A bottle appeared, with no label on it, its contents were clear, but luminous yellowy-green... Much, I expect, like a urine sample from Dr Bruce Banner.

This wasn't it exactly... But it should have been

'I made it myself...' Said the T-Meister, which bearing in mind the analogy above, was very probably true.

I sniffed it, it was definitely vodka, but with delicate notes of halibut and primroses.  I wiped the brim on my sleeve and took a deep swig, swallowing quickly, reasoning that the less time it spent in my mouth, the better.  And it didn't taste that bad, it had the smoky aftertaste that one normally associates with french-kissing a rhinocerous, but other than that, perfectly passable.

We emptied the bottle between us and went to the pub.

It only took an hour or so for the first one of us to go blind...

My legs wandered off for a little unattended walk of their own, leaving me balanced precariously on a bench, in a beer-garden, in the snow.  Terence sat down next to me, giggling to himself, plucking imaginary butterflies from his beard.

'Dude, what was in that vodka?'

'Hmmmm? Vodka?  Skunk mate..?'

'Skunks?' I giggled to myself, wondering why it didn't have black and white stripes in that case.
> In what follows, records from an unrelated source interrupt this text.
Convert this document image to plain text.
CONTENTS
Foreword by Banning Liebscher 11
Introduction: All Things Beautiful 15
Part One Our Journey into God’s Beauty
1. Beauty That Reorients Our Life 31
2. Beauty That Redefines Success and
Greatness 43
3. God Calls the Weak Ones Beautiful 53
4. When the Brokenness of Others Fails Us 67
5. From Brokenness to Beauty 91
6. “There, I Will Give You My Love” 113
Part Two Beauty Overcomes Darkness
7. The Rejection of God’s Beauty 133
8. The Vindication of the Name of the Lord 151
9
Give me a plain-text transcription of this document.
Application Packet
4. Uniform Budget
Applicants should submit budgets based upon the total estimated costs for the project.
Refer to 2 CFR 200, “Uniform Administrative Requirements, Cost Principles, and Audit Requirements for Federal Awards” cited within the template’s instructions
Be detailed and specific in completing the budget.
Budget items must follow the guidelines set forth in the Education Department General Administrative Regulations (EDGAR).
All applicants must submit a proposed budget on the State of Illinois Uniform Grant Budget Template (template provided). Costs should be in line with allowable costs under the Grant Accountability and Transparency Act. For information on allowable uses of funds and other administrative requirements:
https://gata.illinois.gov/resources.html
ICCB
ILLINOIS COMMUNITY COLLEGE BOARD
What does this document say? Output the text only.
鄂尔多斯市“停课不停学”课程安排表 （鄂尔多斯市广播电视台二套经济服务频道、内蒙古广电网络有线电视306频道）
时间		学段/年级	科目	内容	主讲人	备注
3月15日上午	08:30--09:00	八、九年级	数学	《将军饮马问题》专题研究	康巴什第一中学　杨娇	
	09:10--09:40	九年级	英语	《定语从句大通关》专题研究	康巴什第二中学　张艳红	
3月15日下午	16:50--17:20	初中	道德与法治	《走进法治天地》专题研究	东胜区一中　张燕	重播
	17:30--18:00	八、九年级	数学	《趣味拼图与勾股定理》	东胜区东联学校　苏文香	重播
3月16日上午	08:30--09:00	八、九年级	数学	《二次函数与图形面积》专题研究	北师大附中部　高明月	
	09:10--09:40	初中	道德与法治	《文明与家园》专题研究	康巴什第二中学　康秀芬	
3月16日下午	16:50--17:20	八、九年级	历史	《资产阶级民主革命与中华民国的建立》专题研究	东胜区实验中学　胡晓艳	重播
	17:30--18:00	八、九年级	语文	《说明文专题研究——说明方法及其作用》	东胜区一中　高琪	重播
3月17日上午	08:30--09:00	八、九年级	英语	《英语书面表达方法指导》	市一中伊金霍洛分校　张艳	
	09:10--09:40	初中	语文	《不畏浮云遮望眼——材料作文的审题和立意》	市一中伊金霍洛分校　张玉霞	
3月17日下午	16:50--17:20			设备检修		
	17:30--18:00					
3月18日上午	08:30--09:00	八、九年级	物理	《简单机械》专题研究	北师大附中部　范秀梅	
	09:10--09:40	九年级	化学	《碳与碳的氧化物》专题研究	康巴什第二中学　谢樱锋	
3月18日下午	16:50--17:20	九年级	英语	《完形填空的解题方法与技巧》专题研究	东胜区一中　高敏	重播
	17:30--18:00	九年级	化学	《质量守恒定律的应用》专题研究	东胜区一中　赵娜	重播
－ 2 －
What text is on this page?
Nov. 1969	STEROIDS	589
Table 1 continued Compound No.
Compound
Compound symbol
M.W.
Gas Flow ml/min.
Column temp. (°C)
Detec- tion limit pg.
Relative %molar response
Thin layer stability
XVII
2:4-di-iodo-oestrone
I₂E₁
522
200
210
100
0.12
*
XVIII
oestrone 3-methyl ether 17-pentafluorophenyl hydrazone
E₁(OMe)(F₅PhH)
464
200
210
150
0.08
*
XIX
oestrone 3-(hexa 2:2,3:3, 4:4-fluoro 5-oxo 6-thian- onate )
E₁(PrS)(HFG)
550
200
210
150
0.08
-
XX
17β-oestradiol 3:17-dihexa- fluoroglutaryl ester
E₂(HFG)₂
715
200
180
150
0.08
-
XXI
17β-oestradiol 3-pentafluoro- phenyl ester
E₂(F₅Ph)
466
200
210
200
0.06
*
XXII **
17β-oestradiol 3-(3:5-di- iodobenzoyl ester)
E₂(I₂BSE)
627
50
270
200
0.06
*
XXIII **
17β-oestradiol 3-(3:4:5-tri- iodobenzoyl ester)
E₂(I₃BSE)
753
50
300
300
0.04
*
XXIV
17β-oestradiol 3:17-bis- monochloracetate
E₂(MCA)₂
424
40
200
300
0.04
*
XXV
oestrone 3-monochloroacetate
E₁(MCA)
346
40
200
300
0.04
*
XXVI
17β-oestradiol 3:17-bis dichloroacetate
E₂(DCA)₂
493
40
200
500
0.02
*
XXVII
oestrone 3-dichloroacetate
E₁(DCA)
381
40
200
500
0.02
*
'Nah-nah-nah.. Not skunks... skunk... Marry-Jew-Wana.'

I laughed uncontrollably for a while, looked at the pretty patterns in my bottle of Newcastle Brown Ale, then I made my way back home, dragging myself with the only muscles that I still had control over...

My lips.


Drugs are bad kids, especially if you ingest them completely by accident.

Just say No! (No really, do, they're tremendously bad for you.)